What is an umbrella insurance policy?


An umbrella insurance policy is usually viewed as an additional layer of liability insurance since it provides extra protection above and beyond the policy for your auto, home or watercraft. Umbrella insurance is designed to cover the 'cracks' of an auto, homeowners and other policies in the event of a catastrophic liability suit.

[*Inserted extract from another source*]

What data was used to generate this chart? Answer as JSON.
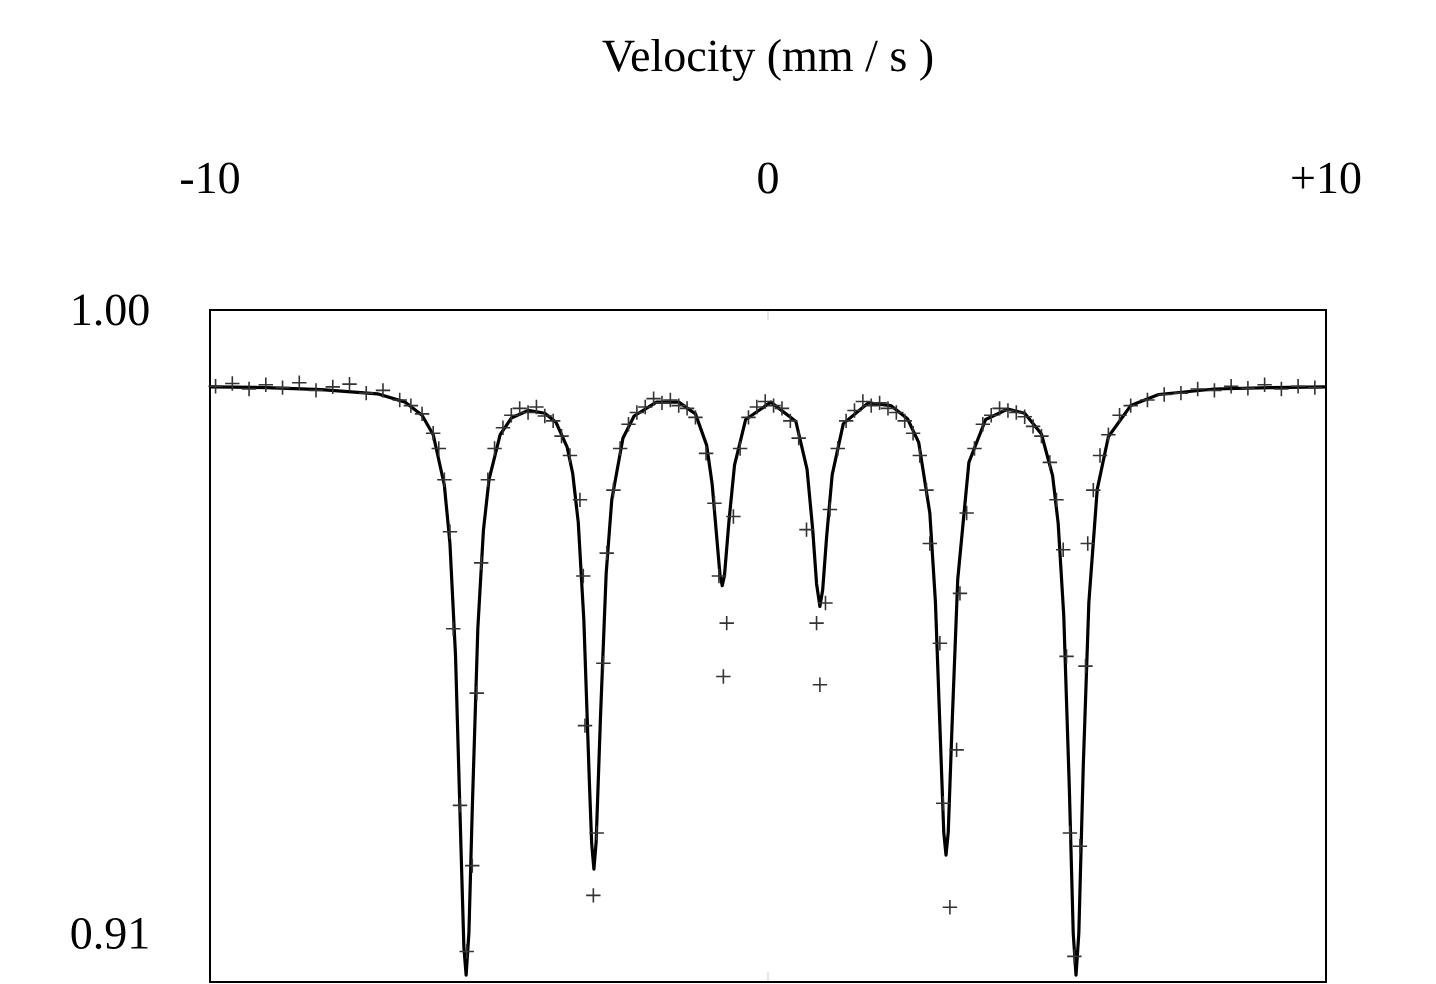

Characteristics of Umbrella Insurance

  • Umbrella insurance policies provide additional protection in the event that you are found guilty in a liability case and have to pay damages that exceed your individual liability policy limits.
  • In addition to providing extra liability protection, umbrella insurance policies are designed to cover the so-called 'gaps' of liability insurance policies, offering protection for cases typically excluded from liability policies' insuring agreements.
  • Umbrella insurance policies are very affordable, while providing an exclusively broad coverage: umbrella insurance premiums range between $100 and $200 per annum (!) for a coverage of $1 million. If you wish to buy an extra million in umbrella coverage, you will have to pay an additional $100.
  • The majority of insurance advisers share the view that umbrella insurance policies have the best value out of all insurance coverages out there, and therefore, they strongly recommend buying umbrella insurance.
  • Umbrella insurance policy comes into play in lawsuits when damages are awarded and after all liability limits have been depleted.
  • Although an umbrella policy is inexpensive, you might not be able to afford paying an extra few hundred dollars into insurance. We recommend that you review all your primary policies, such as Homeowners insurance or Auto insurance, drop the coverage you do not need or raise your deductibles to save some money on premiums.